NeurIPS 2019
Sun Dec 8th through Sat the 14th, 2019 at Vancouver Convention Center
Paper ID:4452
Title:Chirality Nets for Human Pose Regression

Reviewer 1

This paper presents the novel Chirality Nets where pose symmetry (chirality equivariance) is directly built into the networks. The proposed method has fewer trainable parameters and lower computational complexity. Extensive experiments on three different tasks show the effectiveness of the proposed method. The idea of parameter sharing is not novel, however, this paper designs a series of novel variants of the standard building blocks. The idea of built-in chirality equivariance is well motivated and interesting. Chirality equivariance for human pose regression is of great importance and interest to the community. Extensive experiments on various tasks show the wide range of potential applications of the proposed method.
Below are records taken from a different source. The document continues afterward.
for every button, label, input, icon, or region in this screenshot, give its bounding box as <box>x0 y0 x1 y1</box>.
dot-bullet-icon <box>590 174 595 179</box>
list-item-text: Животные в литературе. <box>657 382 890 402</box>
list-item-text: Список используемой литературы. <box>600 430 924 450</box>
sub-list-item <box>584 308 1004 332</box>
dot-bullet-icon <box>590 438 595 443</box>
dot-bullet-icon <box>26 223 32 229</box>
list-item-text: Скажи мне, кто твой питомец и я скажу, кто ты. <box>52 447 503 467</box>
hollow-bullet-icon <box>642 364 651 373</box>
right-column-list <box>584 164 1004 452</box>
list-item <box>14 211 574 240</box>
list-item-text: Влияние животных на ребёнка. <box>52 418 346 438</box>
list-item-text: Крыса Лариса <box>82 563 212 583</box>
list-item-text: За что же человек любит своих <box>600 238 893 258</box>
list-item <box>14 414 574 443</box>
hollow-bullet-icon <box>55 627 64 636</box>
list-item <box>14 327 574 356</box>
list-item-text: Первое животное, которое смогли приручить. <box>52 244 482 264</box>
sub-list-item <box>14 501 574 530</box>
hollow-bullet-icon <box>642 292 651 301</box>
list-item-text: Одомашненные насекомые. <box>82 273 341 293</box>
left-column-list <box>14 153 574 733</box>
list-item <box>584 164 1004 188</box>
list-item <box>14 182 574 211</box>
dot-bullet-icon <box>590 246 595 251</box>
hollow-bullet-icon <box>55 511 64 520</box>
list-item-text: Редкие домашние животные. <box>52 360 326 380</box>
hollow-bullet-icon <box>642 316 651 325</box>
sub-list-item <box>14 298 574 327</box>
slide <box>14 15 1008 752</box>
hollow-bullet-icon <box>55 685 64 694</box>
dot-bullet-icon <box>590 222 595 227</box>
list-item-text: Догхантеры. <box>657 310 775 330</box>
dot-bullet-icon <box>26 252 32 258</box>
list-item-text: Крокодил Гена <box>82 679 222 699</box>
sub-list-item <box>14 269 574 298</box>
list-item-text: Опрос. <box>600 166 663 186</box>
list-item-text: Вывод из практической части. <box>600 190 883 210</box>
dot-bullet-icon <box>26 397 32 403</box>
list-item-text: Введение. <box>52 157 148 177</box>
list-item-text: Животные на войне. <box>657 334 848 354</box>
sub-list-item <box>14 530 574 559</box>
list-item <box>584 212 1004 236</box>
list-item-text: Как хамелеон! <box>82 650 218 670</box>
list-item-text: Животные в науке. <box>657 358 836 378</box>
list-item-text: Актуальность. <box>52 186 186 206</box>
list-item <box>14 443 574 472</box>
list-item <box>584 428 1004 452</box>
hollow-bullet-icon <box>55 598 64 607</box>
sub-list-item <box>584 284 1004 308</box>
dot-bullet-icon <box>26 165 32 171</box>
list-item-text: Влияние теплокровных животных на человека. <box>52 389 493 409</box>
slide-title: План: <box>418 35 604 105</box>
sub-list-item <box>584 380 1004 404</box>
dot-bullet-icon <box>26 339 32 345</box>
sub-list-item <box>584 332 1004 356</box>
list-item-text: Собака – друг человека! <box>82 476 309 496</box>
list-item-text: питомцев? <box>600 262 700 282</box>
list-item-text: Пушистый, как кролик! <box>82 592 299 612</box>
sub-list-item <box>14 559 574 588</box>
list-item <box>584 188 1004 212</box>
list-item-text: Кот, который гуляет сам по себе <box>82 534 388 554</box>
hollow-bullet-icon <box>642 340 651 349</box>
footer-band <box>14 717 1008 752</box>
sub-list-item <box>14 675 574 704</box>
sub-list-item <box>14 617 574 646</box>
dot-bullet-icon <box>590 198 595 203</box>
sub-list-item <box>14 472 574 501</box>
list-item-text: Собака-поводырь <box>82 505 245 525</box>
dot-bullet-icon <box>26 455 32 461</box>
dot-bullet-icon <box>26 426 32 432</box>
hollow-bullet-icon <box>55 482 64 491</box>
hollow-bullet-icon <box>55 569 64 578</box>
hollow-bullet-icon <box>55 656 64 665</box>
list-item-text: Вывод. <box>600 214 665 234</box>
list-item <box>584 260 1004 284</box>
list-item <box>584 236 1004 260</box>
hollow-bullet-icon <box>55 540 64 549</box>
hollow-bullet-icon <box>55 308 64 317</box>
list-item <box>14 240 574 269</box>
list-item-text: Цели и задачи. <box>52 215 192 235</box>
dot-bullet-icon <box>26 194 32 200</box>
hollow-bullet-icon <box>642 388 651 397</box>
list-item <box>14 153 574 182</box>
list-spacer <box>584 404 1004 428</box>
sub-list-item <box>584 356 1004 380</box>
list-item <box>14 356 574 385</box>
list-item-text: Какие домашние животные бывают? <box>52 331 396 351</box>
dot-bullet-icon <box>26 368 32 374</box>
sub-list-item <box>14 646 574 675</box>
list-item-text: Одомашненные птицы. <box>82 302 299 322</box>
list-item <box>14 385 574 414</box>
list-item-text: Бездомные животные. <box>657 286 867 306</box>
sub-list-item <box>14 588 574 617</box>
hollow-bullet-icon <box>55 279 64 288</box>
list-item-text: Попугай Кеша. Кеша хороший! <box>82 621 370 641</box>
The paper is reasonably well-written and easy to follow. The authors also provide codes to ensure the reproducibility. Questions: (1) Will parameter sharing cause a loss of model representation power? Table 1, 2 and 3, it seems that the proposed Chirality Nets will (slightly) outperform the test-time augmentation baseline. Why? Can parameter sharing be viewed as a kind of model regularization to reduce overfitting? (2) The reviewer is also curious about the 2d human pose estimation performance of the proposed method. In the 2d human pose estimation tasks, there exist large in-the-wild datasets (MSCOCO and MPII dataset), where the overfitting problem is not significant. Will Chirality Nets achieve good results in such cases? =================UPDATE==================== After reading the comments and the author responses, most of my concerns are addressed. Overall this is a good paper. I will raise my rating from 6 to 7.

Reviewer 2

A growing body of literature has shown that building symmetries into neural networks through equivariant layers is an effective means of improving results, especially in the face of limited data and even when data augmentation is used. This paper continues that trend by showing that equivariance to chirality transformations consistently improves results on pose regression tasks. The paper is well written and easy to follow. Related work is discussed in a mostly adequate and balanced manner. The work fits in existing theoretical frameworks when considering that the group acts in a linear way (though not via permutations). Such networks are covered by the theory of Shawe-Taylor and colleagues (e.g. "Representation theory and invariant neural networks") as well as recent work by Kondor, Cohen, and others. This paper however focuses on the practical aspects of implementing chirality-equivariant layers, rather than mathematical theory, and as such makes a very useful contribution. It is shown that the equivariant layers reduce the number of parameters and FLOPS. A very solid experimental validation is performed, showing consistent improvements over recent state of the art methods for this task. The improvements are not very large, but this is not to be expected from such a small (2 element) symmetry group. Overall, this is a nice paper with a simple, well executed idea. Typo on line 75: equvariant >>>> Post rebuttal comments I have read the other reviews and the rebuttal. The reviewers seem to agree that this paper makes a useful contribution and should be accepted. Since I did not raise any major concerns in my initial review, the rebuttal was mainly addressed at the other reviewers, and so did not change my judgement significantly.

Reviewer 3

This paper can be considered as the first to apply chirality into the network structure design and has proved its effectiveness in some tasks that are related to chirality transform. It may inspire a set of work utilizing this property in the field, which potentially has large impact. The empirical experiments mostly indicates the effectiveness of the new network structure. It would be better if it can show the performance for the entire human pose estimation pipeline, i.e., 2D pose estimation and 2D to 3D mapping. It can be achieved by modifying the state-of-the-art network, i.e. hourly-glass, into its chiral form. Besides, the network runtime and memory consumption can be revealed by quantitative results. It would be better if the experiments could be more complete. Overall, I think this is a good paper with strong potential to benefit the readers. It has well-organized structure and good clarification, which worths a clear accept.